Kartal’ın mazereti vardı, UEFA yorgunuydu! Beşiktaş ile "nikah" tazeleyen İlhan Mansız ve Nouma bu yarıda, rakip savunmanın arasında kaybolup gitti.
Sergen’in 68.dakikada oyuna girmesinden sonra Beşiktaş’ta gözle görülür bir kıpırdanma oldu. Sergen’in girişinden bir dakika sonra attığı gol, hem tribünleri, hem de takımı biraz ayağa kaldırdı. Ne var ki, mücadeleyi elden bırakmayan ve çok koşan Gençlerbirliği Youla ile eşitliği sağlarken, bu pozisyonda Tolga’nın hatası ön plandaydı. Zaten o tam bir "sakar"! Ne zaman, ne yapacağı belli değil.

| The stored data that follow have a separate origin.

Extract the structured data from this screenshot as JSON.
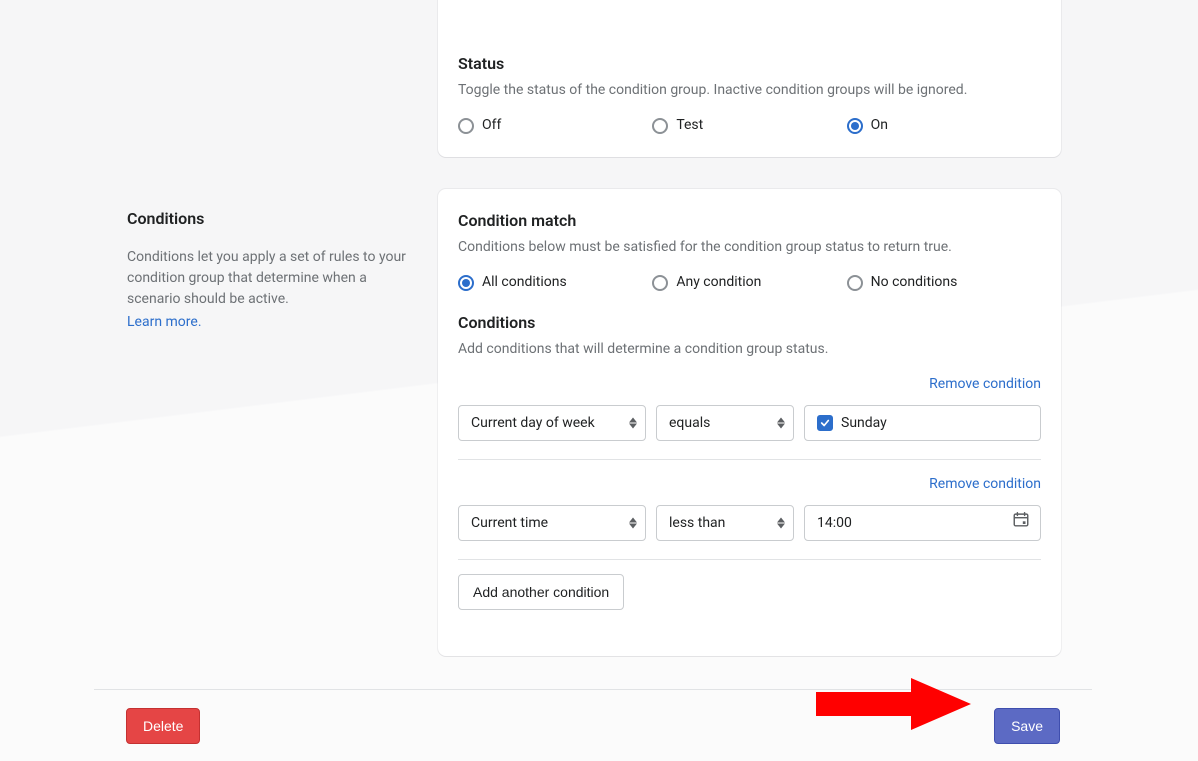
{
  "sidebar": {
    "title": "Conditions",
    "desc": "Conditions let you apply a set of rules to your condition group that determine when a scenario should be active.",
    "learn_more": "Learn more."
  },
  "status": {
    "title": "Status",
    "desc": "Toggle the status of the condition group. Inactive condition groups will be ignored.",
    "options": [
      "Off",
      "Test",
      "On"
    ],
    "selected": "On"
  },
  "match": {
    "title": "Condition match",
    "desc": "Conditions below must be satisfied for the condition group status to return true.",
    "options": [
      "All conditions",
      "Any condition",
      "No conditions"
    ],
    "selected": "All conditions"
  },
  "conditions_section": {
    "title": "Conditions",
    "desc": "Add conditions that will determine a condition group status.",
    "remove_label": "Remove condition",
    "add_label": "Add another condition",
    "rows": [
      {
        "field": "Current day of week",
        "op": "equals",
        "value": "Sunday",
        "type": "checkbox"
      },
      {
        "field": "Current time",
        "op": "less than",
        "value": "14:00",
        "type": "datetime"
      }
    ]
  },
  "footer": {
    "delete": "Delete",
    "save": "Save"
  }
}
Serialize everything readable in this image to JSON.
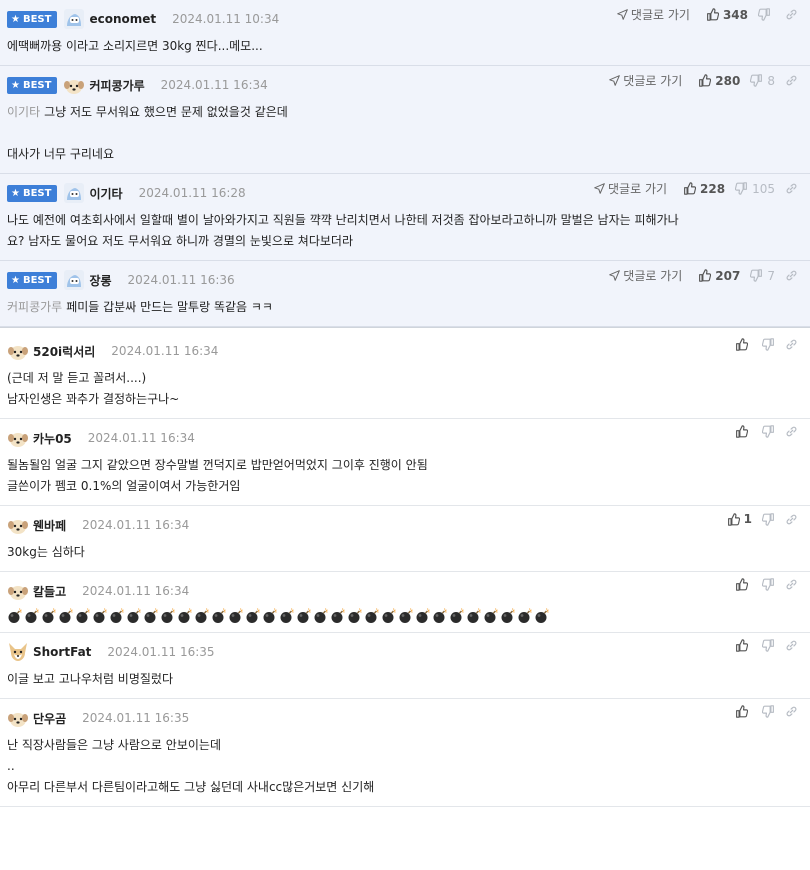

Doksan dakikanın büyük bölümü futbolsuz geçti. Futbolsuzluk içinde iki takım da müthiş bir gerginlik içindeydi. Bu gerginliğin faturası ise toplam sekiz sarı kart. Galatasaray derbisi öncesinde Sergen’in cezalı duruma düşmesi Kartal’ın dünkü puan kaybına eklenen başka bir faturaydı.
Futbolun adaletiydi dünkü skorborddaki 1-1. Futbolsuz oyunda Beşiktaş, Sergen ile öne geçti, ancak Tolga’nın hatasıyla bu avantajını koruyamadı. Çulcu’nun gösterdiği kartları kantara çıkarmak istemiyoruz. Ancak Zago’nun son dakikalar içinde El Saka’ya yaptığı sertlik, kartı gerektirirdi, rengi bize göre kırmızıydı. Çulcu, zaman zaman gerginleşen ve sertliğe dönüşen oyuna kartlarla fren koymaya çalıştı, oyunu elinden kaçırdı.